X-ray Interactions with Matter

Key Terms

absorption

classical interaction

Compton electron

Compton scattering

differential absorption

occupational exposure

pair production

photodisintegration

photoelectric interaction

Introduction

It is helpful for the radiographer to understand the way x-ray photons interact with matter for two important reasons (Figure 7-1). First, it allows the radiographer to minimize the physical effects of x-ray photons on the patient that result in radiation dose and biologic harm. Second, an understanding of x-ray photon–body tissue interaction allows the radiographer to better manipulate how the particular anatomic area of interest appears radiographically. Minimizing harm to the patient and producing a quality radiographic image are both integral to the role and responsibility of the radiographer. X-rays may interact with matter in five different ways, depending on their energy.
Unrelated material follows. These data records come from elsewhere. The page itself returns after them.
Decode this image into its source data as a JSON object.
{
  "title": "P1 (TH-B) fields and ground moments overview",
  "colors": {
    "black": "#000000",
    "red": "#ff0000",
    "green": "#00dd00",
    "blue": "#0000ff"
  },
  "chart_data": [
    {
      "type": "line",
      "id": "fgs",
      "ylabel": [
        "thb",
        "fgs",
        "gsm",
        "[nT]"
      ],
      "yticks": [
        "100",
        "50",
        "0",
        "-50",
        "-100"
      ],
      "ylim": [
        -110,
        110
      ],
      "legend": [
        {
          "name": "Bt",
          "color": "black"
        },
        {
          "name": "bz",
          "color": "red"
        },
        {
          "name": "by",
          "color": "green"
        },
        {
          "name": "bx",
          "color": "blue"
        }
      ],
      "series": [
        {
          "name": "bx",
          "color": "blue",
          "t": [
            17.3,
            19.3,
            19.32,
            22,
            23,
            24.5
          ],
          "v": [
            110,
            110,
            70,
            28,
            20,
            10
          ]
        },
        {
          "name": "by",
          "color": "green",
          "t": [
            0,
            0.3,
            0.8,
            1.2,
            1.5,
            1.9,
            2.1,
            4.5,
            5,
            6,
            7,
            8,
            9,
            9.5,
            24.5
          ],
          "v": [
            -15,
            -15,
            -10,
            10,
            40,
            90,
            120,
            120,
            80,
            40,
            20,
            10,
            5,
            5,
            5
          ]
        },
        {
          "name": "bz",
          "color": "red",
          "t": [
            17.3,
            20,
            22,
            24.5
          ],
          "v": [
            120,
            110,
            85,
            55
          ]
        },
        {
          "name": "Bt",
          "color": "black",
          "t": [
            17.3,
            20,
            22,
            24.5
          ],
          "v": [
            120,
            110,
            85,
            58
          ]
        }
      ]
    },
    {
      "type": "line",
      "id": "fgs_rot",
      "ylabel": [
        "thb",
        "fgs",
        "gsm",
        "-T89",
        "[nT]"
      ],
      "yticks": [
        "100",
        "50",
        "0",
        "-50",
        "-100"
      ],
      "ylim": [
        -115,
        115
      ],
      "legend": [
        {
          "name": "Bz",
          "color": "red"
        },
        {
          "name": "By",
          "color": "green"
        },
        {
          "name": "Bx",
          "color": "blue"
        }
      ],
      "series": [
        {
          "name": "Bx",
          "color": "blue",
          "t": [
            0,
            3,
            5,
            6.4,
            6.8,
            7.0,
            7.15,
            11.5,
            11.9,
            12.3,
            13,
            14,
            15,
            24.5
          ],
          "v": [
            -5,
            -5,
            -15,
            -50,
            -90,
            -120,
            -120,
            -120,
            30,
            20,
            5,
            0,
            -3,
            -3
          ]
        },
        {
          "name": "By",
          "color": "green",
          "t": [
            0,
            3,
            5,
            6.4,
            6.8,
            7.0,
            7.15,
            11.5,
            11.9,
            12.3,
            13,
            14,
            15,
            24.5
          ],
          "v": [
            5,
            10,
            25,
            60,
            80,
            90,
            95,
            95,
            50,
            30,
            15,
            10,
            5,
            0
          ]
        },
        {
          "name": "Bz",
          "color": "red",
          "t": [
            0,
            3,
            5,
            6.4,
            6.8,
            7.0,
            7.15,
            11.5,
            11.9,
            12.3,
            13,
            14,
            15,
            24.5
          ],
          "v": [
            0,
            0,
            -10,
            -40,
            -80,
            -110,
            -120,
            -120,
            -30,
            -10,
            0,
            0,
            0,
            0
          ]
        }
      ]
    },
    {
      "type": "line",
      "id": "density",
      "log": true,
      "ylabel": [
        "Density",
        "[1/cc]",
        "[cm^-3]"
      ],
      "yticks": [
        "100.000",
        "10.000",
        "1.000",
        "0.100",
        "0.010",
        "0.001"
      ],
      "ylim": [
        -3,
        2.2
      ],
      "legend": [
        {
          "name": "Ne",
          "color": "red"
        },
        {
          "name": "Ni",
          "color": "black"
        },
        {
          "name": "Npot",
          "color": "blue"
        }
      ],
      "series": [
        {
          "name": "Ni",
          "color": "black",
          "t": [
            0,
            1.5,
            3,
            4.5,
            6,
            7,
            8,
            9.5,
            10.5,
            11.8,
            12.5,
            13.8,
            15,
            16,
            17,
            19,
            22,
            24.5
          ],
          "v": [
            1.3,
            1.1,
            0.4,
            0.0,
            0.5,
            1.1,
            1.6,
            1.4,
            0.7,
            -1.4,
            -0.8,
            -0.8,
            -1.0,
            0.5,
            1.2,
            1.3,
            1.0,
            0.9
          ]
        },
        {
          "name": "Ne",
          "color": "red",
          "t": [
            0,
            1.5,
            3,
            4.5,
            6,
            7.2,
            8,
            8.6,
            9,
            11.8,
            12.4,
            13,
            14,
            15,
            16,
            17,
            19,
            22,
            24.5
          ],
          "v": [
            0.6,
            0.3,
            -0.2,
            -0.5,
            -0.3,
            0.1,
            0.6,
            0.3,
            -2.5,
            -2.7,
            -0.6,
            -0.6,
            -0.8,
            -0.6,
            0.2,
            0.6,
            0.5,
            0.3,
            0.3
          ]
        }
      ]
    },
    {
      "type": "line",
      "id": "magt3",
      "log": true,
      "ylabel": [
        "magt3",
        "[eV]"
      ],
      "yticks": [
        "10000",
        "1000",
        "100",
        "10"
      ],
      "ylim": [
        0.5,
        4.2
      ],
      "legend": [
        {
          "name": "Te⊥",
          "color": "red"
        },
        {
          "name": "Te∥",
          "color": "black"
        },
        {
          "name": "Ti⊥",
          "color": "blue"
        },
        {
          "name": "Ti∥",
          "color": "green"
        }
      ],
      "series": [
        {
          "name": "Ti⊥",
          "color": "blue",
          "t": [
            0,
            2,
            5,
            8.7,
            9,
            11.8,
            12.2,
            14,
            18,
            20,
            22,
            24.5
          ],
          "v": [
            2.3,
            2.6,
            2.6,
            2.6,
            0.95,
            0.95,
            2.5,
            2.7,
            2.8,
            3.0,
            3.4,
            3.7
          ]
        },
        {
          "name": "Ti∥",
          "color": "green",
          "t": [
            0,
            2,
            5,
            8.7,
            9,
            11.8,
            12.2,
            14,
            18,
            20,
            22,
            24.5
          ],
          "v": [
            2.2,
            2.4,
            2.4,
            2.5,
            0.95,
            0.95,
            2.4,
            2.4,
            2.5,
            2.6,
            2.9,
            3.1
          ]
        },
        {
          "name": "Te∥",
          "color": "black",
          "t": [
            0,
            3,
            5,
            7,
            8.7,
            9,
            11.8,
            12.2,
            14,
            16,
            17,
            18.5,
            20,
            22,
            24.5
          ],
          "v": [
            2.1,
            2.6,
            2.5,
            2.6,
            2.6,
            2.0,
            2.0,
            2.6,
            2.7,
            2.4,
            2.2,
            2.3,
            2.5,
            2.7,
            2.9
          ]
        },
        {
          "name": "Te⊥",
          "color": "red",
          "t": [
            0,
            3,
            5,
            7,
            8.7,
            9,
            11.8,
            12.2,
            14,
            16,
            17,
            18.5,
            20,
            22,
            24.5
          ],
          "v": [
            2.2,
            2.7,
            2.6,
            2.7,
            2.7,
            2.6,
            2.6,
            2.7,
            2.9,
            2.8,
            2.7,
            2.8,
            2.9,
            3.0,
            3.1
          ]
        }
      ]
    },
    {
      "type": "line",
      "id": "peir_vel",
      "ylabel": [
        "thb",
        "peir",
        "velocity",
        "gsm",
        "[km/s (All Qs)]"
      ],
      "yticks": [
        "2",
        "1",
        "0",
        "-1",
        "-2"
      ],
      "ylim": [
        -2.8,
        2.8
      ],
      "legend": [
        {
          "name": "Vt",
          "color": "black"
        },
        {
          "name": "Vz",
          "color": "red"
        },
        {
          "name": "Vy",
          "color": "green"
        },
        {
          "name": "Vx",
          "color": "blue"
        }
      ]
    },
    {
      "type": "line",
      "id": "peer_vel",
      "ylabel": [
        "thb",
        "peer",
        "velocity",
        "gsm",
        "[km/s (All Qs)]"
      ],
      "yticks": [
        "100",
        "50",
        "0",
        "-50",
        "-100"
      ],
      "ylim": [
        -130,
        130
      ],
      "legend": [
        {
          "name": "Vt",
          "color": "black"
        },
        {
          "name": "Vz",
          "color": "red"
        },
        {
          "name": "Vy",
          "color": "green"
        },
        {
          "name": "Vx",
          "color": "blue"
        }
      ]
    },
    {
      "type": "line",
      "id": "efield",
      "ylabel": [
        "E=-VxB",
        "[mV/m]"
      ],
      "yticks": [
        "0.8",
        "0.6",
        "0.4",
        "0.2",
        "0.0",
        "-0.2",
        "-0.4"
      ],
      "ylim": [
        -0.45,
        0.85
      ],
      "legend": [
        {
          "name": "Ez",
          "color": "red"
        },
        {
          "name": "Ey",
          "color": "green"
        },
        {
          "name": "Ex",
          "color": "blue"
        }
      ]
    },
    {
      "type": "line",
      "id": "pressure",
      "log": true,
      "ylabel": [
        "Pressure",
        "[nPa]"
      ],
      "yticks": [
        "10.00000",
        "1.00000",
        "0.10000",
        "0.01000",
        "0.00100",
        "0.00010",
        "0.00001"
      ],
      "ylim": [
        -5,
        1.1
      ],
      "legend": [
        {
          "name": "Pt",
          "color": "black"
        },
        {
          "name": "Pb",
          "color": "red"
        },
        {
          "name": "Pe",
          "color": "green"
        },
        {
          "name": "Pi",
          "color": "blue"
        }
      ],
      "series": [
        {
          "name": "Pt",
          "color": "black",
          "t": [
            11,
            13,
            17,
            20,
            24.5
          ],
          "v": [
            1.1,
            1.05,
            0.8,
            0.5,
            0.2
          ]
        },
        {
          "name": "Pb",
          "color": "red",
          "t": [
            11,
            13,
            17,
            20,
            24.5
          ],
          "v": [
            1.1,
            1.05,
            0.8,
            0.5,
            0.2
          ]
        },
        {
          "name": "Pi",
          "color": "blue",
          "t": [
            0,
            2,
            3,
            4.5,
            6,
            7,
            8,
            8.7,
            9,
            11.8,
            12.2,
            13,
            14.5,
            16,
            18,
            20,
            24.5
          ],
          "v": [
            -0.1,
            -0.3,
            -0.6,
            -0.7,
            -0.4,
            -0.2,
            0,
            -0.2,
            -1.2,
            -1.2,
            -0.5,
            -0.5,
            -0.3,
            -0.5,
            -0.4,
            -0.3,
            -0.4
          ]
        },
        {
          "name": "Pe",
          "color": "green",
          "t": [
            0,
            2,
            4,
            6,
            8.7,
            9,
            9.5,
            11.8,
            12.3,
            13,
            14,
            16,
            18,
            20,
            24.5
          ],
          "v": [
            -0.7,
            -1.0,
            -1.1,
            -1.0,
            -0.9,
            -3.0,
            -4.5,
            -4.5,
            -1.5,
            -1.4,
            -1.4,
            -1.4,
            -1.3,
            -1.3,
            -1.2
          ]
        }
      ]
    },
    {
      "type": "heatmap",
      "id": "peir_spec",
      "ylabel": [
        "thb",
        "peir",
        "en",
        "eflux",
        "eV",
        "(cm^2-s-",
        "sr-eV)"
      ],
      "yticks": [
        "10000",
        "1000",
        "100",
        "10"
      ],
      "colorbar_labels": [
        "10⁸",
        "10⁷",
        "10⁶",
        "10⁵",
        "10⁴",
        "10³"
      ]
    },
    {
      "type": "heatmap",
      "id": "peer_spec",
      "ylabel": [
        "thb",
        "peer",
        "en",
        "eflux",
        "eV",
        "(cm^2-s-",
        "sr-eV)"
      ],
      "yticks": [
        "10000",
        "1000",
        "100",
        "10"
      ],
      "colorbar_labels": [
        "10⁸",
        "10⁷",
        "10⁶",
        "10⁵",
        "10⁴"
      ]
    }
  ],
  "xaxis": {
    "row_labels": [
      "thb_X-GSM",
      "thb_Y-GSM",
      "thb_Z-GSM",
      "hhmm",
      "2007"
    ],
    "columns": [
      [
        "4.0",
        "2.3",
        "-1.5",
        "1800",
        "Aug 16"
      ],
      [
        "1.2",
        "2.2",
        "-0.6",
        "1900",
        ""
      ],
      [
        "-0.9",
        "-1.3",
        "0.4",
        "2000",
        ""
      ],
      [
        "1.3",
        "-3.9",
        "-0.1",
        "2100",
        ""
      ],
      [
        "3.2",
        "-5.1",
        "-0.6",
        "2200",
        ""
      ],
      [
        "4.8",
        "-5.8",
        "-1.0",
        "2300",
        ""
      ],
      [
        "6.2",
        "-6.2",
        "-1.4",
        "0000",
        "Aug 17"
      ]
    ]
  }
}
This chapter discusses all five but keep in mind that only the first three occur within the range of energy used in diagnostic radiography. The chapter concludes with a discussion of differential absorption and other terms related to how the x-ray beam interacts in general with body tissues.

FIGURE 7-1 **X-ray Interactions.**
When x-rays interact with the body, some are absorbed, some are scattered, and some penetrate to expose the image receptor.

Critical Concept 7-1

Understanding X-ray Interactions

Interactions between x-ray photons and human tissues determine how anatomic structures are imaged and the patient’s radiation dose.

Classical Interactions

Classical interactions are also commonly known as coherent scattering or Thomson scattering. In this scattering event the incident x-ray photon interacts with an orbital electron of a tissue atom and changes direction. In this particular interaction the incident x-ray photon is of a rather low energy (generally less than 10 keV). When such low-energy incident photons interact with tissue atoms, they are not likely to ionize (remove orbital electrons from their shell). Instead, the atom absorbs the energy of this x-ray photon, causing excitation of the atom, and then immediately releases the energy in a new direction (Figure 7-2). Because the energy is reemitted in a new direction, it is now a scatter photon. It is of equal energy to the incident photon but travels in a new direction. Because of its low energy, most classical scatter photons are absorbed in the body through other interactions and do not contribute significantly to the image, but do add slightly to patient dose.

FIGURE 7-2 **Classical Interaction.**
A classical scattering event. Note that no electron is removed; the atom absorbs the energy and then releases it in a new direction.

Critical Concept 7-2

Classical Interactions

Classical interactions do not involve ionization of the atom. They are scattering events that do not contribute significantly to the image but contribute slightly to patient dose.

Compton Interactions

Compton scattering occurs throughout the diagnostic range, but generally involves moderate-energy x-ray photons (e.g., 20-40 keV). In this interaction, an incident x-ray photon enters a tissue atom, interacts with an orbital electron (generally a middle- or outer-shell electron), and removes it from its shell. In doing so, the incident photon loses up to one third of its energy and is usually deflected in a new direction (Figure 7-3). This interaction does three things: First, it ionizes the atom, making it unstable. Ionization in the body is significant because the atom is changed and may bond differently to other atoms, potentially causing biological damage. If one of the “middle” orbital shells is involved, then a characteristic cascade (outer-shell electrons filling inner-shell vacancies and emitting x-ray photons) also results, creating characteristic photons just as in the tube target. But here they are called secondary photons. These secondary photons are x-ray photons, but of a rather low-energy variety. Such photons generally contribute only to patient dose. Second, the ejected electron, called a Compton electron or secondary electron, leaves the atom with enough energy to go through interactions of its own in adjacent atoms. The type of interaction the Compton electron undergoes depends on the energy it has and the type of atom it interacts with. Third, the incident photon is deflected in a new direction and is now a Compton scatter photon. It too, has enough energy to go through other interactions in the tissues or exit the patient and interact with the image receptor. The problem with Compton scatter interacting with the image receptor is that it is not following its original path through the body and strikes the image receptor in the wrong area. In so doing, it contributes no useful information to the image and only results in image fog. Because most scattered photons are still directed toward the image receptor and result in image fog, it is desirable to minimize Compton scattering as much as possible.